O Cadastro Positivo é o banco de dados com informações de adimplemento (pagamento em dia) de pessoa física ou jurídica, implementado pela Lei no 12.414/2011. A partir dele, houve uma importante revolução no mercado de análise de crédito que conta, agora, com as informações positivas do consumidor, possibilitando juros menores.

 De acordo com o superintendente da CDL Porto Alegre, Maico Renner, o Cadastro Positivo torna as soluções de análise e concessão de crédito muito mais eficientes. “Com essas informações, estima-se que mais de 20 milhões de pessoas passem a ter crédito disponível e outras tantas terão crédito ampliado. A concessão é mais assertiva, por isso a inadimplência é menor, e as taxas, por consequência, tendem a reduzir”, explica. O executivo ressalta que a Boa Vista é uma empresa pioneira no que se refere a Cadastro Positivo, e a CDL POA já dispõe aos seus associados e Entidades Parceiras as melhores soluções para todas etapas do ciclo do crédito com informações positivas. 

O desenvolvimento da aplicação do Cadastro Positivo pode auxiliar na recuperação das empresas e dos consumidores após a crise provocada pelo coronavírus. “Para acelerar a retomada econômica e a recuperação de inúmeros negócios que sofreram muito durante a pandemia, um dos principais fatores é o crédito.
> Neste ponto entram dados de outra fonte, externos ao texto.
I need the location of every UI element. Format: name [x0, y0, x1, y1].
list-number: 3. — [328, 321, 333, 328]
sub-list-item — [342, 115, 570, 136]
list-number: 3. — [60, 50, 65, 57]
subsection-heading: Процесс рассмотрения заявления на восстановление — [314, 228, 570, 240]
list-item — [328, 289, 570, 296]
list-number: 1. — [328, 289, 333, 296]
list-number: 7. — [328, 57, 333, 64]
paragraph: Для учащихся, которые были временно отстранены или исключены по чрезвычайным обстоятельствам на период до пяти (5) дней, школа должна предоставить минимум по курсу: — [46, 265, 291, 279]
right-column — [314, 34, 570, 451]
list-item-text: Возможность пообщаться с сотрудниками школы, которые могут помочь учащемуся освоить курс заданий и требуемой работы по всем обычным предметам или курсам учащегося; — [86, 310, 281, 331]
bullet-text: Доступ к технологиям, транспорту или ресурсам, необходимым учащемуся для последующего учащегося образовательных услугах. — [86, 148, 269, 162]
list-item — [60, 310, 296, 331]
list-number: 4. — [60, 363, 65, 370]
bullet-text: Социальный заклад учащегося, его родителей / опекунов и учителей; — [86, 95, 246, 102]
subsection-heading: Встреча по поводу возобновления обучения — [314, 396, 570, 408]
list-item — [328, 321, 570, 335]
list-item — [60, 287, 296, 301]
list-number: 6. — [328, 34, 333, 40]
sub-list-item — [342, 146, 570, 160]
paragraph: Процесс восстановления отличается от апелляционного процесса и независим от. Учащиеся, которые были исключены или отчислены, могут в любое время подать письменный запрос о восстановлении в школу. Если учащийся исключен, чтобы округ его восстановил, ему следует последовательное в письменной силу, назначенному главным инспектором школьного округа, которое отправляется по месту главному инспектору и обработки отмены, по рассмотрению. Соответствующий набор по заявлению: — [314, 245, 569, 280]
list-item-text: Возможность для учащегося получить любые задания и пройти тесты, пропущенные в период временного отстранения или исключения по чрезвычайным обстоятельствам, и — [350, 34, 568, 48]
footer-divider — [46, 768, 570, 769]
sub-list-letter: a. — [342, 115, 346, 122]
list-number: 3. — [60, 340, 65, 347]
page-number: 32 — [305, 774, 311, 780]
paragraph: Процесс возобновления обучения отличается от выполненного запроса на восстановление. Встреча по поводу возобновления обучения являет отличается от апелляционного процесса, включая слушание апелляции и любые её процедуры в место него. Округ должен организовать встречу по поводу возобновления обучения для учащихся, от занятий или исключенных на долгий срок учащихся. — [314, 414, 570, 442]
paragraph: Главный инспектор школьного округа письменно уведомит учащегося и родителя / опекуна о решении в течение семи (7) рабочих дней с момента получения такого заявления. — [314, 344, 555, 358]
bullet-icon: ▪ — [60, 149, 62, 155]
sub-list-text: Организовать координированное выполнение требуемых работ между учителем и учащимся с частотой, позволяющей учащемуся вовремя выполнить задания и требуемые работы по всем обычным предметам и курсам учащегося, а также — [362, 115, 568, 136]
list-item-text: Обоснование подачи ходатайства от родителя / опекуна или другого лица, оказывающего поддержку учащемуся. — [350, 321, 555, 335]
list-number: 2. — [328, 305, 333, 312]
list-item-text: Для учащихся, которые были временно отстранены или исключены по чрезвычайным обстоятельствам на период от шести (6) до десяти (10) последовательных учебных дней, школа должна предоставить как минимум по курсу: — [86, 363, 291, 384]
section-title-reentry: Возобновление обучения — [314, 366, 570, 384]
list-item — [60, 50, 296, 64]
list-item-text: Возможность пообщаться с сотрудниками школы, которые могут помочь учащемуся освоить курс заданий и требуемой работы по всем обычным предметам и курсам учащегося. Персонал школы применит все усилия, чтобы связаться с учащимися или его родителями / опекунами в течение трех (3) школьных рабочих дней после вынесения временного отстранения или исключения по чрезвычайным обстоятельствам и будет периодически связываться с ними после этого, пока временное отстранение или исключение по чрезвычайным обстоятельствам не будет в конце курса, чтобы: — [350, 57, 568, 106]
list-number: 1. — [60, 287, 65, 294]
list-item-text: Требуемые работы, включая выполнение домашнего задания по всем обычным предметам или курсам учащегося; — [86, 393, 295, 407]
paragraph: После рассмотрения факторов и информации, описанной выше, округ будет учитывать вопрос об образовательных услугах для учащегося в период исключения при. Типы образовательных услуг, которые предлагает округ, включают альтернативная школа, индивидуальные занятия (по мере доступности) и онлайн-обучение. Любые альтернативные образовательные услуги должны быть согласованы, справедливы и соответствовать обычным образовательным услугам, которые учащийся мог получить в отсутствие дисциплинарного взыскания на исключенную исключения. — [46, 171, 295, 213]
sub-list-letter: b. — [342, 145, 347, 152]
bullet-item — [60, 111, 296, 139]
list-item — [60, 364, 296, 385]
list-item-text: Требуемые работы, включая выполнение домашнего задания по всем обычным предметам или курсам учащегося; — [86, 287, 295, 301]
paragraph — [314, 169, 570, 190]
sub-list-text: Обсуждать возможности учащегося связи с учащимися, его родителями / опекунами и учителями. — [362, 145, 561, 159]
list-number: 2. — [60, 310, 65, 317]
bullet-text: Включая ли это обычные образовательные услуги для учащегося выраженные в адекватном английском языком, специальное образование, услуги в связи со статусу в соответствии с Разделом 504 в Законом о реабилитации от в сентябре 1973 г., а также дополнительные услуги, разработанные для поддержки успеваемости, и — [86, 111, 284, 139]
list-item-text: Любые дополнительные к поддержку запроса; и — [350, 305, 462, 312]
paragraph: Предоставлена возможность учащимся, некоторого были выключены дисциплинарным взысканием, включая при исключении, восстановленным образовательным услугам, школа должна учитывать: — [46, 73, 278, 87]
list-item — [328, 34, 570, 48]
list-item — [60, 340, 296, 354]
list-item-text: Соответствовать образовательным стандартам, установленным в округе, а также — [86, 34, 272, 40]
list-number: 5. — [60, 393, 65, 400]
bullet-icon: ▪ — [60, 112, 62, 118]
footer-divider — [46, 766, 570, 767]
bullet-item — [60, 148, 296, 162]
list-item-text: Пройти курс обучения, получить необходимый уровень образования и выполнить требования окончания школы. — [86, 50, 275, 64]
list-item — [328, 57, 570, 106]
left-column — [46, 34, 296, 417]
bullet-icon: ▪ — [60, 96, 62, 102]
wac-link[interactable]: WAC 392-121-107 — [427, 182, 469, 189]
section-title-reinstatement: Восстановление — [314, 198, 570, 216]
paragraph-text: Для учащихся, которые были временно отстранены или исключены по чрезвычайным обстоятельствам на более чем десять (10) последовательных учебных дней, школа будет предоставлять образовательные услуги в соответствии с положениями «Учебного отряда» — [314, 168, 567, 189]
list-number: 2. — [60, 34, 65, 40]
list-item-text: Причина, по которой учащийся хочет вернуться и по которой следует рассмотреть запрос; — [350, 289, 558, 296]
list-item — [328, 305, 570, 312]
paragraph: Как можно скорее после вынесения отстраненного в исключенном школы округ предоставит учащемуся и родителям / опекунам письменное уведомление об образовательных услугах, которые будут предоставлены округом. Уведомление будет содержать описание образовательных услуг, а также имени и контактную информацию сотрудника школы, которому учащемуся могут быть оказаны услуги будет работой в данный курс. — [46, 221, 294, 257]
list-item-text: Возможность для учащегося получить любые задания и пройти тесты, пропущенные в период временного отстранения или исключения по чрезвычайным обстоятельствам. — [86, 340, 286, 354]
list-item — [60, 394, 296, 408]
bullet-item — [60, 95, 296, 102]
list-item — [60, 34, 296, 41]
Ter as ferramentas adequadas para otimizar essa oferta é quase uma questão de sobrevivência”, enfatiza Renner. 

Segundo o Banco Central, “a inclusão de informações positivas nas pontuações de crédito resultou em migração de 41% das pessoas naturais cadastradas, em média, para faixas associadas a menor risco de crédito”. Os que se mantiveram na faixa original somaram 33%, e 26% passaram para a faixa de maior risco.    

Sobre o Cadastro Positivo 

Em 2011, houve uma primeira versão do Cadastro Positivo no Brasil. Na ocasião, os consumidores deveriam optar por ter seus dados incluídos na plataforma, o que é chamado pelos especialistas de ‘opt in’, o que não foi muito efetivo, com baixa adesão. Em 2016, o tema voltou à discussão. E, em 2019, por meio da Lei Complementar nº 166/2019, entre outras mudanças, adotou-se a modalidade ‘opt out’, quando o consumidor ou a empresa estão automaticamente cadastradas e, ao optarem por sair, devem se manifestar. A Boa Vista, parceira de negócios da CDL POA, é uma das gestoras de banco de dados homologadas pelo Banco Central e, desde então, já oferta produtos para a análise de crédito de pessoas físicas e jurídicas considerando informações de Cadastro Positivo.